Blog reader “Dmitri” has sent pictures of a very unique and interesting modification he performed on his recently acquired Fluke 8060A. The LCD was ruined, so he has fashioned a replacement using green SMD LEDs arranged to form 7-segment numerals, with light dissipating film and protective acrylic from a broken iPhone. The mask was cut with a German desktop milling machine. The new display board was connected to the processor sub-board with the same kind of teflon-insulated wire used to connect the LEDs and ballast resistors.

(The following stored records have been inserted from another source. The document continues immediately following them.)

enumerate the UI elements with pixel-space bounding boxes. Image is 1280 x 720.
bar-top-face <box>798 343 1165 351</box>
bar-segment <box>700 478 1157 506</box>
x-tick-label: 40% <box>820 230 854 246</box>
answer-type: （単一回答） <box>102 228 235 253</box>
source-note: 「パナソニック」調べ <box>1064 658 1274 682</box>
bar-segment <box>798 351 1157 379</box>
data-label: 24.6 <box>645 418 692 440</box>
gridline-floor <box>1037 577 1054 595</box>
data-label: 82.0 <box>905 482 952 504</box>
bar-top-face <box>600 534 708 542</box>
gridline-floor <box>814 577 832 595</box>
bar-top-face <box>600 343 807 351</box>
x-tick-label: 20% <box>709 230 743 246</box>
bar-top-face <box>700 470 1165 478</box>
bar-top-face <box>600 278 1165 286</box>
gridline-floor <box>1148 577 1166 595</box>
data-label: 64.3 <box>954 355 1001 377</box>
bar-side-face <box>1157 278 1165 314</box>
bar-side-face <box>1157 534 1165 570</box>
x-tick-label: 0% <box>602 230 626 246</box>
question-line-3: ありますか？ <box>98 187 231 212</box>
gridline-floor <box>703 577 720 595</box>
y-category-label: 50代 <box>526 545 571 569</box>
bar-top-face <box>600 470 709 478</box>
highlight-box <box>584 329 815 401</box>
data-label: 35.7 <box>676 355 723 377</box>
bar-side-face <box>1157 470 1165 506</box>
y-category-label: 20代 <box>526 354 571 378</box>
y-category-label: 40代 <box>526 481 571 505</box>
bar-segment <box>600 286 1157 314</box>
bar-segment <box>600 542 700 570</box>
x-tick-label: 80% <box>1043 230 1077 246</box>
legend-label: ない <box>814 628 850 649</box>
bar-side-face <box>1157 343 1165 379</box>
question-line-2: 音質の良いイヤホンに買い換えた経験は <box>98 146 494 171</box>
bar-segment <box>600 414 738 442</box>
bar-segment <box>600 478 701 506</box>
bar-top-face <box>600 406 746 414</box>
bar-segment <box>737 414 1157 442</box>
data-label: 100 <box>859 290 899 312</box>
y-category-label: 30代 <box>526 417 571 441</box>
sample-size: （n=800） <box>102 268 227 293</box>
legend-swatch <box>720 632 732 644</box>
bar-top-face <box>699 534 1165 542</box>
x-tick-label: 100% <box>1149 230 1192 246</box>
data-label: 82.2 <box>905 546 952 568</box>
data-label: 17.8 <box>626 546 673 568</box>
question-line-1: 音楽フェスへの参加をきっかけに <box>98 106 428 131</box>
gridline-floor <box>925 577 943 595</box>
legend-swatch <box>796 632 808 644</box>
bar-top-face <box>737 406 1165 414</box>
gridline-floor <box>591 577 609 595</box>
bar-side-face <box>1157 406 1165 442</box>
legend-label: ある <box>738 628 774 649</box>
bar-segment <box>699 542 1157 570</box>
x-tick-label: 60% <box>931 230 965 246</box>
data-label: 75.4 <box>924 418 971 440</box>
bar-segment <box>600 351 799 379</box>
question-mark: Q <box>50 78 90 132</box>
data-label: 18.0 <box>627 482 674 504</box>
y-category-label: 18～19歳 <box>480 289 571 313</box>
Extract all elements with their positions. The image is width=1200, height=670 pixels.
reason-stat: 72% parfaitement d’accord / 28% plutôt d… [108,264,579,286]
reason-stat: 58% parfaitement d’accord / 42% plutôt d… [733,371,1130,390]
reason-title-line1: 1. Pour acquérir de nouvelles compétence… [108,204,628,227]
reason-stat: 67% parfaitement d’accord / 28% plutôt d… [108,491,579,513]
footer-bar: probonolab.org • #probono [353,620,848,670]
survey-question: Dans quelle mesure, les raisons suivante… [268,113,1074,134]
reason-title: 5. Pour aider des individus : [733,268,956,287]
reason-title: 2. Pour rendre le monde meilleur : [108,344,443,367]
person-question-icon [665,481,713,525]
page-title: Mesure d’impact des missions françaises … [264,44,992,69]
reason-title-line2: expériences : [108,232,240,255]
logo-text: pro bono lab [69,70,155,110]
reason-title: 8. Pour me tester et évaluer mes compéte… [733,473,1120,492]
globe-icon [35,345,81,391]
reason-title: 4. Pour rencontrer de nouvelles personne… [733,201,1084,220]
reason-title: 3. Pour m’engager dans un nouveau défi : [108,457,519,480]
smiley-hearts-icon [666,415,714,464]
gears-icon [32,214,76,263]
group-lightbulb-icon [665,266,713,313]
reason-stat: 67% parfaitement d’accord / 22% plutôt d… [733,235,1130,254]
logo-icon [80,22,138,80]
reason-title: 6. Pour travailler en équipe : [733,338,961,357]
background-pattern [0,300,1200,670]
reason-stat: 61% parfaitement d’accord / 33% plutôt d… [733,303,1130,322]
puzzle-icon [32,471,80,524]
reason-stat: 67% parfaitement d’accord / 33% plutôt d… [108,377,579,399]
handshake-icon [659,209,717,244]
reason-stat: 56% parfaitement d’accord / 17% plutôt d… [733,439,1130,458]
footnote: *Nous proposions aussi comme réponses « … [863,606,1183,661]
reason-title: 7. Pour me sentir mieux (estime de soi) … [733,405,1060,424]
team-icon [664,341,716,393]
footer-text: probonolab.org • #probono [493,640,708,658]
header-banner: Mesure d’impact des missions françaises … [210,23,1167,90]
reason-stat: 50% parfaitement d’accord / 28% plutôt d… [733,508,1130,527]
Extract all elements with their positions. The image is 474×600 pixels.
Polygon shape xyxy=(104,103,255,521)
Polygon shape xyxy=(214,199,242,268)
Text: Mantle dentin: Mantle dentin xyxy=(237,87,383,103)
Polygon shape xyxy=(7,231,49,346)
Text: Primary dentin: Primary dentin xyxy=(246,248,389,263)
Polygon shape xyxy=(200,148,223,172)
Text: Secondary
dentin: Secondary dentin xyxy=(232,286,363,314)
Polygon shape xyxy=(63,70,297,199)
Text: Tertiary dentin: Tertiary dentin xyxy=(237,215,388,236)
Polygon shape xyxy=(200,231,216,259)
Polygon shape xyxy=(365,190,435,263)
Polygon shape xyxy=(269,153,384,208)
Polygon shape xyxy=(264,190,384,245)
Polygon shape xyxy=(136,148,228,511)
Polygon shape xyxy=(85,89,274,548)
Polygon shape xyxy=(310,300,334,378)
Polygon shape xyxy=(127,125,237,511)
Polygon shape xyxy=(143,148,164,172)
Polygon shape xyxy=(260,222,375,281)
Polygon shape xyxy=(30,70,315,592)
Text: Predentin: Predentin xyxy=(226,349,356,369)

The green LEDs operate on very low current, allowing them to be driven directly from the processor without adding extra driver circuitry. Dmitri reports an average segment current of about 10uA, and the entire unit still only draws 2.3mA from the 9V battery with an all-zero display in VDC mode, 3.8mA in VAC mode.
This repair / mod job is stunning, it must have taken an incredible amount of effort to accomplish. It almost looks like it came from the factory that way and it probably would to someone that did not know any better.
What is the normal current draw for one of these meters with the stock LCD?
Exactly the same 2.28mA in 20VDC mode, as ModemHead checked and told me on my request while we discussed this issue. So my custom made LED display gives exactly the same result as the LCD one, and this fact can justify the use of LED displays in manufacturing of displays designed to operate at very low temperatures, which would be impossible with LCD displays. Modern green LEDs are fantastic in terms of power efficiency. Human eye high sensitivity to green light also plays the role. NB: I used red SMD LED for low batt indication and, as you can see on the photo, it is somewhat “less bright” compared with green ones.
Hello Dimitri, Modemhead, you have done a very nice job with these displays, and here is one of the very few places on the internet about these nice mods which brings back to life old, reliable equipment , I think I have a problem that looks the same.
I am restoring an Air Conditioning machine (Snap-On SUN MRC334), from ’97, problem is that it has a cracked LCD and without it I cannot use it and I can’t find anywhere this old LCD. At first I thought that the LCD is simple like in your Fluke multimeter but when analysed there are other symbols (like lbs/kg; auto; etc) and I think I cannot use a 8888 simple display.
The display driver is one piece of PCF8577CP, any idea would be appreciated , have a nice day guys!
I love this mod! It looks great. Could you please share the wiring diagram? I’d like to attempt it with an 8060a/aa that has a bad LCD.
Awesome idea! I may try the same to restore my Weston 6000 meter with a bum LCD
Good luck, Igor! The key is to check the amplitude of output impulses at LCD display contacts, with repect to “LCD ground wire”. If they are close to 3 V, everything should be all right: at ultra low currents, ultra-bright green LED’s voltage drop is close to 2.1 V, so the 12 k ballast resistors worked fine in my case with 8060A, with its “25% on, 75% off” 3V impulse pattern. I used my Tektronix digital oscilloscope to check everything, before going ahead with design and implementation.
Nice Job man.
Really nice Satellit 210/Transistor 6001 that you use as a prop:-)
I’ve several of these specific Satellites and am always amazed at the sweet sound and sensitivity of them.
Nice job again on the Fluke…
All credit goes to Dmitri, I just published the pictures! And I agree, it is a nice job.
What kind of LED’s are this? i never heard of LED’s with fwd current less than 1 mA.
can you tell us more details about these green SMD LED with average 20uA used?
Thanks and Regards.
Hi Guys, My 8060A LCD if fading fast but at 80+ I have not got the know how to repair/replace it! any ideas where I can send it to get repaired?